Especialista em Políticas e Indústria da Confederação Nacional da Indústria (CNI), Matheus de Castro destaca que a conclusão da pavimentação da BR-163 irá significar uma “quebra de paradigma no comércio exterior brasileiro”. “Sem dúvida é uma obra esperada com muita expectativa pelo setor produtivo. Isto porque o escoamento da produção pelo Arco Norte é a forma mais racional de exportar grãos do Centro-Oeste”, explica Castro.

Segundo ele, o gargalo do setor produtivo brasileiro não está mais na competitividade da lavoura e da indústria, mas no frete interno, ou seja, o trajeto da rodovia até o porto. E a rodovia concluída vai tornar mais dinâmica a cadeia produtiva no Brasil. 

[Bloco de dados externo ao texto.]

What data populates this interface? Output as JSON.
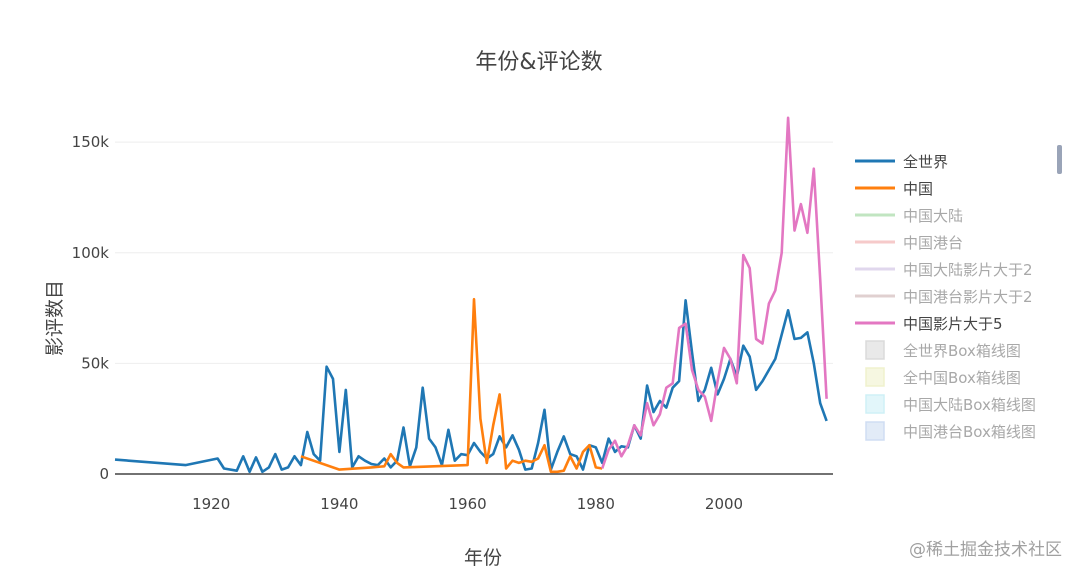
{
  "chart_data": {
    "type": "line",
    "title": "年份&评论数",
    "xlabel": "年份",
    "ylabel": "影评数目",
    "xlim": [
      1905,
      2017
    ],
    "ylim": [
      0,
      160000
    ],
    "x_ticks": [
      1920,
      1940,
      1960,
      1980,
      2000
    ],
    "x_tick_labels": [
      "1920",
      "1940",
      "1960",
      "1980",
      "2000"
    ],
    "y_ticks": [
      0,
      50000,
      100000,
      150000
    ],
    "y_tick_labels": [
      "0",
      "50k",
      "100k",
      "150k"
    ],
    "grid": true,
    "legend_position": "right",
    "series": [
      {
        "name": "全世界",
        "color": "#1f77b4",
        "x": [
          1905,
          1916,
          1921,
          1922,
          1924,
          1925,
          1926,
          1927,
          1928,
          1929,
          1930,
          1931,
          1932,
          1933,
          1934,
          1935,
          1936,
          1937,
          1938,
          1939,
          1940,
          1941,
          1942,
          1943,
          1944,
          1945,
          1946,
          1947,
          1948,
          1949,
          1950,
          1951,
          1952,
          1953,
          1954,
          1955,
          1956,
          1957,
          1958,
          1959,
          1960,
          1961,
          1962,
          1963,
          1964,
          1965,
          1966,
          1967,
          1968,
          1969,
          1970,
          1971,
          1972,
          1973,
          1974,
          1975,
          1976,
          1977,
          1978,
          1979,
          1980,
          1981,
          1982,
          1983,
          1984,
          1985,
          1986,
          1987,
          1988,
          1989,
          1990,
          1991,
          1992,
          1993,
          1994,
          1995,
          1996,
          1997,
          1998,
          1999,
          2000,
          2001,
          2002,
          2003,
          2004,
          2005,
          2006,
          2007,
          2008,
          2009,
          2010,
          2011,
          2012,
          2013,
          2014,
          2015,
          2016
        ],
        "values": [
          6500,
          4000,
          7000,
          2500,
          1500,
          8000,
          1000,
          7500,
          1000,
          3000,
          9000,
          2000,
          3000,
          8000,
          4000,
          19000,
          9000,
          6000,
          48500,
          43000,
          10000,
          38000,
          3000,
          8000,
          6000,
          4500,
          4000,
          7000,
          3000,
          6000,
          21000,
          3500,
          12000,
          39000,
          16000,
          12000,
          4000,
          20000,
          6000,
          9000,
          8500,
          14000,
          10000,
          7000,
          9000,
          17000,
          12000,
          17500,
          11000,
          2000,
          2500,
          14000,
          29000,
          2000,
          10000,
          17000,
          9000,
          8000,
          2000,
          13000,
          12000,
          5000,
          16000,
          10000,
          12500,
          12000,
          22000,
          16000,
          40000,
          28000,
          33000,
          30000,
          39000,
          42000,
          78500,
          55000,
          33000,
          38000,
          48000,
          36000,
          43000,
          52000,
          44000,
          58000,
          53000,
          38000,
          42000,
          47000,
          52000,
          63000,
          74000,
          61000,
          61500,
          64000,
          50000,
          32000,
          24000
        ]
      },
      {
        "name": "中国",
        "color": "#ff7f0e",
        "x": [
          1934,
          1940,
          1945,
          1947,
          1948,
          1949,
          1950,
          1960,
          1961,
          1962,
          1963,
          1964,
          1965,
          1966,
          1967,
          1968,
          1969,
          1970,
          1971,
          1972,
          1973,
          1974,
          1975,
          1976,
          1977,
          1978,
          1979,
          1980,
          1981
        ],
        "values": [
          8000,
          2000,
          3000,
          3500,
          9000,
          5000,
          3000,
          4000,
          79000,
          25000,
          5000,
          22000,
          36000,
          2500,
          6000,
          5000,
          6000,
          5500,
          7000,
          13000,
          1000,
          1000,
          1500,
          8000,
          2500,
          10000,
          13000,
          3000,
          2500
        ]
      },
      {
        "name": "中国大陆",
        "color": "#8fd18f",
        "hidden": true
      },
      {
        "name": "中国港台",
        "color": "#f0a0a0",
        "hidden": true
      },
      {
        "name": "中国大陆影片大于2",
        "color": "#c8b8e0",
        "hidden": true
      },
      {
        "name": "中国港台影片大于2",
        "color": "#c8aaaa",
        "hidden": true
      },
      {
        "name": "中国影片大于5",
        "color": "#e377c2",
        "x": [
          1981,
          1982,
          1983,
          1984,
          1985,
          1986,
          1987,
          1988,
          1989,
          1990,
          1991,
          1992,
          1993,
          1994,
          1995,
          1996,
          1997,
          1998,
          1999,
          2000,
          2001,
          2002,
          2003,
          2004,
          2005,
          2006,
          2007,
          2008,
          2009,
          2010,
          2011,
          2012,
          2013,
          2014,
          2015,
          2016
        ],
        "values": [
          2500,
          11000,
          15000,
          8000,
          13000,
          22000,
          17500,
          32000,
          22000,
          27000,
          39000,
          41000,
          66000,
          68000,
          47000,
          38000,
          35000,
          24000,
          42000,
          57000,
          52000,
          41000,
          99000,
          93000,
          61000,
          59000,
          77000,
          83000,
          100000,
          161000,
          110000,
          122000,
          109000,
          138000,
          88000,
          34000
        ]
      },
      {
        "name": "全世界Box箱线图",
        "color": "#bdbdbd",
        "hidden": true,
        "legend_symbol": "box"
      },
      {
        "name": "全中国Box箱线图",
        "color": "#e3e7a5",
        "hidden": true,
        "legend_symbol": "box"
      },
      {
        "name": "中国大陆Box箱线图",
        "color": "#a8e4f0",
        "hidden": true,
        "legend_symbol": "box"
      },
      {
        "name": "中国港台Box箱线图",
        "color": "#a9c3e8",
        "hidden": true,
        "legend_symbol": "box"
      }
    ]
  },
  "watermark": "@稀土掘金技术社区"
}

Castro conclui que a BR, ao ser totalmente pavimentada, será acompanhada da atração de investimentos para o Estado, em segmentos ligados às atividades do agronegócio e também em outros segmentos. 

De acordo com dados do Movimento Pró-Logística do Pará (MPL-PA), o Arco Norte deverá movimentar em torno de 50 milhões de toneladas de grãos até 2026. Segundo o diretor executivo do Movimento Pró-Logística Aprosoja Brasil Edeon Vaz Ferreira, a melhora nas condições de tráfego na BR-163 favorece os produtores. “Quanto melhor for a infraestrutura, menor será o custo do frete. Com isso, o agricultor vai aumentar sua rentabilidade e, consequentemente, a produção”, explicou.

O impacto do escoamento é tão importante que na safra 2014/2015, por exemplo, mais de 16 milhões de toneladas de soja foram exportadas pelo Arco Norte. 

ATOLEIROS NA VIA, CAUSADOS PELA CHUVA, PROVOCAM PREJUÍZOS AOS PRODUTORES

No começo do ano, fortes chuvas na região provocaram um congestionamento de mais 50 quilômetros na rodovia BR-163, entre as cidades de Trairão e Novo Progresso,no Sudeste do Pará, impedindo a passagem de caminhões e demais veículos. Cálculos da Associação Brasileira das Indústrias de Óleos Vegetais (Abiove) e da Associação Nacional dos Exportadores de Cereais (Anec) registraram que o atoleiro provocou prejuízos diários de US$ 400 mil aos produtores pelo atraso na entrega da carga nos portos paraenses.

Por mais de uma semana aproximadamente 4 mil pessoas ficaram ilhadas sem condições de se locomover ao longo da BR-163. Cestas básicas e água foram liberadas pelo ministro da Integração Nacional, Helder Barbalho e distribuídas pela Defesa Civil. No início de março a rodovia foi liberada para o tráfego.